In real life, people are individuals, with prejudices and judgement based on their DNA and individual experience within their culture and within their unique upbringing .... sins of the farmers and all that rot. It also depends on their level of education and intelligence, their experiences, and how open they are to  new experiences and to change their mind, adopt new ways of thinking, and also how they have interpreted past experiences, which is typically with their selves extracted, in cases of culpability or contribution when things go awry, and over estimating their influence and involvement when there is much winning...i.e confirmation bias and false attribution error, etc.  I did it!  I was instrumental! Nay, I was fundamental!
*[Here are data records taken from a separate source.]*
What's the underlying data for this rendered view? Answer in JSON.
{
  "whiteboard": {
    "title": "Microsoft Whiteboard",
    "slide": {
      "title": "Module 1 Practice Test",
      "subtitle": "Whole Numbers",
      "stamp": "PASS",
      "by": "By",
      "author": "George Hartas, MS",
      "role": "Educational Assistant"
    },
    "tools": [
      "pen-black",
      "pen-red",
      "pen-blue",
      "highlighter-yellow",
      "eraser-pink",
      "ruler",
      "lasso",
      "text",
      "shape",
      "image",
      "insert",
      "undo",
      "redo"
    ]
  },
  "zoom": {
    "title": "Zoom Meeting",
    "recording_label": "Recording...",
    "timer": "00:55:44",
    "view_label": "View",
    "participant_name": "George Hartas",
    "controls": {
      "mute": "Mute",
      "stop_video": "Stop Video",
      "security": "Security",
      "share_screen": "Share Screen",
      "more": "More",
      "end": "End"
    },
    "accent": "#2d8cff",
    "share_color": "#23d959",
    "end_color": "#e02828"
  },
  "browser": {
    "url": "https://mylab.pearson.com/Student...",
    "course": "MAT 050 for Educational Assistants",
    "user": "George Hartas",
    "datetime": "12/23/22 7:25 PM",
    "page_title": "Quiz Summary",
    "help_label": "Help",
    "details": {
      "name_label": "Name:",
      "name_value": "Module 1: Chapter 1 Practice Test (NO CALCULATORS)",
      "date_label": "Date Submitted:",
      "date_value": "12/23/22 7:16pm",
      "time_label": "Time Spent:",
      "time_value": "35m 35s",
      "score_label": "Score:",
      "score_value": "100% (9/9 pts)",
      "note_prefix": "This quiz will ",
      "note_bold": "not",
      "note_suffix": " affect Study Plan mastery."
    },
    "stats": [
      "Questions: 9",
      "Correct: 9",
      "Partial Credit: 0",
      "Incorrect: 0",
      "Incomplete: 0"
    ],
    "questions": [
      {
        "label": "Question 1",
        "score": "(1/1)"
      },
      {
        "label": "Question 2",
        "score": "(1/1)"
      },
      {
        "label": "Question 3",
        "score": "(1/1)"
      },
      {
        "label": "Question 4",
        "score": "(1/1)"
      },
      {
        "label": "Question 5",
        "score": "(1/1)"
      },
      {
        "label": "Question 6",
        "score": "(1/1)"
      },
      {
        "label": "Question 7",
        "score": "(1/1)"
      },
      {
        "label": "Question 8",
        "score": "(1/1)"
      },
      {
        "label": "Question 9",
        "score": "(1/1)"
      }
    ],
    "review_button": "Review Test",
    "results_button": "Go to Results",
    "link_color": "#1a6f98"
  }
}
So basically what I'm saying is that a filter is needed, and it is best not to tell people things, especially mental illness things, and things that are so easily misconstrued and full of fear. Mental illness is the most pariah-ed category ever - outcast, persona non grata, leper, reject, untouchable, undesirable.
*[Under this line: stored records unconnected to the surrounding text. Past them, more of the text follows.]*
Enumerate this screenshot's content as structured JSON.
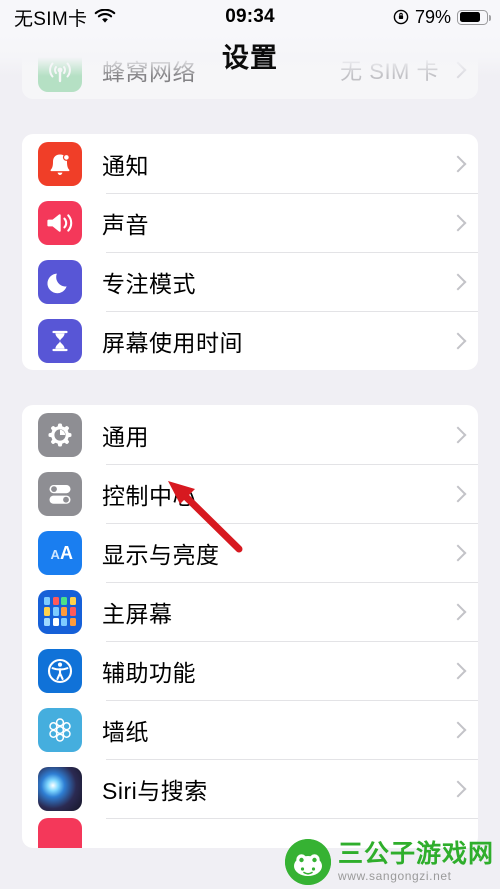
{
  "status_bar": {
    "carrier": "无SIM卡",
    "wifi_icon": "wifi-icon",
    "time": "09:34",
    "rotation_lock_icon": "rotation-lock-icon",
    "battery_percent": "79%",
    "battery_level": 79,
    "battery_icon": "battery-icon"
  },
  "nav": {
    "title": "设置"
  },
  "colors": {
    "page_background": "#f0eff4",
    "card_background": "#ffffff",
    "separator": "#e3e3e6",
    "chevron": "#c3c3c8",
    "value_text": "#8a8a8e",
    "annotation_arrow": "#d71920",
    "watermark_green": "#2fae2c"
  },
  "groups": [
    {
      "id": "group-connectivity",
      "faded": true,
      "rows": [
        {
          "id": "cellular",
          "label": "蜂窝网络",
          "value": "无 SIM 卡",
          "icon": "cellular-icon",
          "icon_color": "#6fd08c",
          "chevron": true
        }
      ]
    },
    {
      "id": "group-alerts",
      "faded": false,
      "rows": [
        {
          "id": "notifications",
          "label": "通知",
          "value": "",
          "icon": "bell-icon",
          "icon_color": "#f03e28",
          "chevron": true
        },
        {
          "id": "sounds",
          "label": "声音",
          "value": "",
          "icon": "speaker-icon",
          "icon_color": "#f4385a",
          "chevron": true
        },
        {
          "id": "focus",
          "label": "专注模式",
          "value": "",
          "icon": "moon-icon",
          "icon_color": "#5856d6",
          "chevron": true
        },
        {
          "id": "screen-time",
          "label": "屏幕使用时间",
          "value": "",
          "icon": "hourglass-icon",
          "icon_color": "#5856d6",
          "chevron": true
        }
      ]
    },
    {
      "id": "group-system",
      "faded": false,
      "rows": [
        {
          "id": "general",
          "label": "通用",
          "value": "",
          "icon": "gear-icon",
          "icon_color": "#8e8e93",
          "chevron": true
        },
        {
          "id": "control-center",
          "label": "控制中心",
          "value": "",
          "icon": "toggles-icon",
          "icon_color": "#8e8e93",
          "chevron": true
        },
        {
          "id": "display-brightness",
          "label": "显示与亮度",
          "value": "",
          "icon": "aa-icon",
          "icon_color": "#1a7ef0",
          "chevron": true
        },
        {
          "id": "home-screen",
          "label": "主屏幕",
          "value": "",
          "icon": "home-grid-icon",
          "icon_color": "#1660d8",
          "chevron": true
        },
        {
          "id": "accessibility",
          "label": "辅助功能",
          "value": "",
          "icon": "accessibility-icon",
          "icon_color": "#1072d8",
          "chevron": true
        },
        {
          "id": "wallpaper",
          "label": "墙纸",
          "value": "",
          "icon": "flower-icon",
          "icon_color": "#45aede",
          "chevron": true
        },
        {
          "id": "siri-search",
          "label": "Siri与搜索",
          "value": "",
          "icon": "siri-orb-icon",
          "icon_color": "#2b2a52",
          "chevron": true
        }
      ]
    }
  ],
  "annotation": {
    "arrow_icon": "red-pointer-arrow",
    "points_at": "general"
  },
  "watermark": {
    "title": "三公子游戏网",
    "url": "www.sangongzi.net",
    "logo_icon": "frog-mascot-icon"
  }
}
To me, my bipolar illness was a long drawn out faith crisis.  It is an episode in my life that is over now. I have learned so much about the things I did not know about myself, my brain, my hsp and LLI, my traumatic infancy where I was lactose intolerant and malnourished and crying for the first 1-2 years of life, and how that makes me a bit neurotic and over analytical, and really upped my survival instinct (which is basically what god and religion boil down to).  And I've learned how to quell my mind when it spins too hard. How to meditate, and practice self care, and monitor my thoughts from a loving but honest position. I have learned to deal with my need for cognitive closure, with thought distortions, and with self care and self talk (CBT). I am enough alone, and don't really need anyone to complete me, nor is it my responsibility to make anyone else happy or complete - that's their job.  All I can do is do me, to the best of my abilities.  I am no longer a pleaser. I am no longer swayed by others to act or behave in ways to "get along", or to meet expectations. I do not seek approval from others who know nothing about me, nor do they need to.

Ultimately, I am alone... and nobody needs to take care of me, or care about what I think, but me. I do not need to inform others, or share my thoughts about things that only serve to upset them.  I have faced the cold hard facts, the mean and nasty ones, and have come away okay. I can survive rejection. Not everyone needs to like me, and I don't need to be perfect to be acceptable, both to myself and others. Many people do not want to walk my intellectual path, or read the books I've read that will certainly challenge their paradigms, and I should not put it on them. I was recently told by my wiser self, "Don't impose your self on others.", which I think also translates to, "You have the right to remain silent.

I have the right to privacy.

I have the right to remain silent... as I post this to a public blog. LOL

When I am on a future date I need to remember that I am on trial, and anything I say can be used against me, especially when dating jilted and jaded women who've been through hell in past relationships.  I think it's different for women, and it's a miracle any of them are brave enough to even get out there again.

So, for roughly $8, which amounted to a Salad and a Bowl of Tomato Soup, I learned a very valuable lesson.  I should not announce that I am an open book, and I should keep my mouth shut about my personal past, and especially about the wringer it put me through.